A college education is a great example of such an investment, as it requires a great deal of time and money to attain and the purpose is typically to deliver a brighter future with better opportunity to earn more money or at least the opportunity to work in a desired occupation or field.
The goal for most companies is to earn more money. But the investments made to achieve this goal can be quite varied. Companies must invest in their facilities to create a safe and productive work environment. If employees are not comfortable doing their jobs and do not have the tools needed to do it effectively, then they’re not likely to be successful, happy or motivated.
Metalworking companies face tough decisions every day as they try to equip their shops with the best equipment for which they can justify the cost. They need to weigh the value of the machine tools based on how effective they can be in producing the necessary parts and how quickly they can help to recoup the required financial investment. These decisions can be very difficult, as risk is always involved.

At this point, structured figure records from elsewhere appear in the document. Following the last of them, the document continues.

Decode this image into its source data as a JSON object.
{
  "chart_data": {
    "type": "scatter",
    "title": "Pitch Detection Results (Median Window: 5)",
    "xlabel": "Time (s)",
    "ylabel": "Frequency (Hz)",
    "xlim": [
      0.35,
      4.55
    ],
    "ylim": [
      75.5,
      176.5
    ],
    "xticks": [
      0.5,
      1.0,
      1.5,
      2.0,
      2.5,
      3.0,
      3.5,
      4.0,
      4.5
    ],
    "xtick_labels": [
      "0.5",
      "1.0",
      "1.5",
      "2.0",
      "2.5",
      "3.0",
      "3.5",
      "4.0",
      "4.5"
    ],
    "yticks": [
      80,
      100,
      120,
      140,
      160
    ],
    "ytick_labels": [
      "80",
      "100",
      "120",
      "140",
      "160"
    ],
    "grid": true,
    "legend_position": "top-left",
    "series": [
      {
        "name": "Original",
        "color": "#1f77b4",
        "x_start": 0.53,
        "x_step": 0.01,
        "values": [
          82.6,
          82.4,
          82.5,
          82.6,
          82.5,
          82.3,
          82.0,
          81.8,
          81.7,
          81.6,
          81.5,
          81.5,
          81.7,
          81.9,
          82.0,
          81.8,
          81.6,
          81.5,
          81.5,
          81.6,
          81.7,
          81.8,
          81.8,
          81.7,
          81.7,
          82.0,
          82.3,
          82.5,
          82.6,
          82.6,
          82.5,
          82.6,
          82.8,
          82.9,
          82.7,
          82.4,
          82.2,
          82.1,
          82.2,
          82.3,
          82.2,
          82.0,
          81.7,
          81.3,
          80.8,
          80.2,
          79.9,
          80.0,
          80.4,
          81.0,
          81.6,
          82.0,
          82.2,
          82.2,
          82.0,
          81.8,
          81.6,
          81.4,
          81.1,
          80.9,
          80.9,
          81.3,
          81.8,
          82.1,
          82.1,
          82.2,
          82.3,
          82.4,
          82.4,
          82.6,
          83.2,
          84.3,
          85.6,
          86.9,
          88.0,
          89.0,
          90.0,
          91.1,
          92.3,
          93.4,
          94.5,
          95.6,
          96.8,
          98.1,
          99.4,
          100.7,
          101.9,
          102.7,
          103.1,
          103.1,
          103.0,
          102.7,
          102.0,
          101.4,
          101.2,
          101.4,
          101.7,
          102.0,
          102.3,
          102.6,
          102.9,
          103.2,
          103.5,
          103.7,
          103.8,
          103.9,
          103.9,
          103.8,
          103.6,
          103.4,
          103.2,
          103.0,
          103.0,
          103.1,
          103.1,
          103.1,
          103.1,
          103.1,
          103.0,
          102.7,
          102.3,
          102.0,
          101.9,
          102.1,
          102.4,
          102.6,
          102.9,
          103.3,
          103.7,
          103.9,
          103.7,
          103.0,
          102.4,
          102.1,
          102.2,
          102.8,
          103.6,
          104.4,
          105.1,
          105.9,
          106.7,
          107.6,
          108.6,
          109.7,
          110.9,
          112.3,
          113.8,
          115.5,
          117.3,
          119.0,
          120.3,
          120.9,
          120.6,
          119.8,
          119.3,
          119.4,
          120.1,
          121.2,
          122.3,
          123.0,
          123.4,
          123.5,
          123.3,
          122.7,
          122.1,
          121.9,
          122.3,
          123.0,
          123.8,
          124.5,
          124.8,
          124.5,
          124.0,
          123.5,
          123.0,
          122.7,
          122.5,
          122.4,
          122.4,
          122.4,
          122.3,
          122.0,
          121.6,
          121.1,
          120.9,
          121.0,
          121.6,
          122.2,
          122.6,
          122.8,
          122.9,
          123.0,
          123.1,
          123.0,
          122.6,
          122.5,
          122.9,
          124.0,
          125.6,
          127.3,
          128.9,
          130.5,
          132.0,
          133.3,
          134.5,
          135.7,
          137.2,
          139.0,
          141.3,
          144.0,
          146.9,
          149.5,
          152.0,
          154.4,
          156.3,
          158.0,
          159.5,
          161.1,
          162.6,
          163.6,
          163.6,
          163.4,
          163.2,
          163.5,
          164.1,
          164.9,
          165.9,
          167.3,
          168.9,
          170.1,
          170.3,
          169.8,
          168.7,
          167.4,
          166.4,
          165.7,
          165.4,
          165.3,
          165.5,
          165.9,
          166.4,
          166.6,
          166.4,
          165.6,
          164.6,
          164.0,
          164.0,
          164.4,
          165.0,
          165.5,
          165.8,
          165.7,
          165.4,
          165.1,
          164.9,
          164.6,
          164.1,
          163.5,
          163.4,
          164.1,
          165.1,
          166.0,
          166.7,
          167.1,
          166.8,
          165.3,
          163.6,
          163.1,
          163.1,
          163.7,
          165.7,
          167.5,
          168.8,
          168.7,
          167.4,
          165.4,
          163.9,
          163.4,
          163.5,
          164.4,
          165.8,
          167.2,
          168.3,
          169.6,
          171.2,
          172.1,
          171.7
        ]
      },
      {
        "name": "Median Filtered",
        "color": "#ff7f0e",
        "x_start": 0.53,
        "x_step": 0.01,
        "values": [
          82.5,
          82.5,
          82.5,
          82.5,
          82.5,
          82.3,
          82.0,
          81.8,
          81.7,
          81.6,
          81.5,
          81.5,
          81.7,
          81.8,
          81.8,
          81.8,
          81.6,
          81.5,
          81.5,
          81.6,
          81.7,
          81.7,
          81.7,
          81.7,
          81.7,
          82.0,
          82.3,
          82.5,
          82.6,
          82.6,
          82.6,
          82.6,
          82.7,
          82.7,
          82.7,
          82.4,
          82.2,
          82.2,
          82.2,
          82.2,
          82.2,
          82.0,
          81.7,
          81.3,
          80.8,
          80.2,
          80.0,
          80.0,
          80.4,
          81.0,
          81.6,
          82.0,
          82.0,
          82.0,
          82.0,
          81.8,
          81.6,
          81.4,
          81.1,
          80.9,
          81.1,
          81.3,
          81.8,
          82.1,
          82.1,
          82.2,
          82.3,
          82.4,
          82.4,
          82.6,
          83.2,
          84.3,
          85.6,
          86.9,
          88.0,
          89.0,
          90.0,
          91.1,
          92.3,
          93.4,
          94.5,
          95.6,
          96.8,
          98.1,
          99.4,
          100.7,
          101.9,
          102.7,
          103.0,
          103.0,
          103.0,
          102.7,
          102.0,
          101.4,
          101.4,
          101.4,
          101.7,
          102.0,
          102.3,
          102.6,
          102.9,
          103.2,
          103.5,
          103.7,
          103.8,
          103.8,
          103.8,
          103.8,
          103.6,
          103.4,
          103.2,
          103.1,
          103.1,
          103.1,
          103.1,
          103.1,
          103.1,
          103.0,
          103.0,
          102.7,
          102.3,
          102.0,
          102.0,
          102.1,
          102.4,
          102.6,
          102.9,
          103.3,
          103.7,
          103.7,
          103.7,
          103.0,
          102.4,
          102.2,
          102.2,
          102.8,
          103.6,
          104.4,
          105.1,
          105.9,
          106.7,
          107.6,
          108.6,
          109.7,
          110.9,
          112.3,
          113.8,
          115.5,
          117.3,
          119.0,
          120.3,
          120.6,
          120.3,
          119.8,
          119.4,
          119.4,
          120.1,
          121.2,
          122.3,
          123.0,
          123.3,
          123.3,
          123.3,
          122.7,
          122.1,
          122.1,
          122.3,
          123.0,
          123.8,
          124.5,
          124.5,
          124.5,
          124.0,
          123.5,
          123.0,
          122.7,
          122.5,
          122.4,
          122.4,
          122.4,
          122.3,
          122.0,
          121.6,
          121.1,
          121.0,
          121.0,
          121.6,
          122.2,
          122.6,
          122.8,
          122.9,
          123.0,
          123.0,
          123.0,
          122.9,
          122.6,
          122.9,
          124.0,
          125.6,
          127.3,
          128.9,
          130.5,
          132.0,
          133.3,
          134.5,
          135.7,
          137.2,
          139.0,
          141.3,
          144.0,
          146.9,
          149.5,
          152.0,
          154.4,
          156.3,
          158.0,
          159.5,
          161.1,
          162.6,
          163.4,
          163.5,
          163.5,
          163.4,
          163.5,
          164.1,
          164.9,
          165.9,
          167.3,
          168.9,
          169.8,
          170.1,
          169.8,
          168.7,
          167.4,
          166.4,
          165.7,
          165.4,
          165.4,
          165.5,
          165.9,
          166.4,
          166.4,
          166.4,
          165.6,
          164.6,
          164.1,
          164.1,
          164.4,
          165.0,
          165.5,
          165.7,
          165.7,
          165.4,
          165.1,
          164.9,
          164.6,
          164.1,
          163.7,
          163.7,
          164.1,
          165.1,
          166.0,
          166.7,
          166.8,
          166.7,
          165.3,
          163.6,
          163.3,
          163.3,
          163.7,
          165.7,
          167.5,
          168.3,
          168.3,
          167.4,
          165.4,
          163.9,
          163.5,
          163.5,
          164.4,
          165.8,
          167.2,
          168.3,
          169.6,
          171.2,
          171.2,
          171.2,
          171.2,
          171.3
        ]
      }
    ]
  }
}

In one of our feature articles this month (see "Large Threading with Single Spindle"), we visit a shop that relies heavily on its employees in choosing the equipment that is brought in. The company owner believes his seasoned personnel are well equipped to make educated decisions on which machines are best suited for the job and also feels that the employees gain a sense of ownership and responsibility by being involved in the decision. The company also invests in employee training, realizing that time away from making parts can be very beneficial when it leads to more effective production down the road.
Another important form of investing for good business is in relationships, whether with customers, suppliers or peers. Building and maintaining solid relationships takes time, which is always at a premium, but the benefits are usually well worth the effort. The payoff is obvious with customers, but what is often overlooked is added service benefits from suppliers and potential learning opportunities through peer networking that takes place at industry functions and trade association events such as those held by the PMPA.
The truth is, not all investments work out. Even with detailed research and the best intentions, bad purchases can be made, businesses can falter and relationships sometimes sour. I’ve made my share of poor choices through the years as well, but by capitalizing on the good and minimizing the losses caused by faulty judgment, I’m far better off for having tried.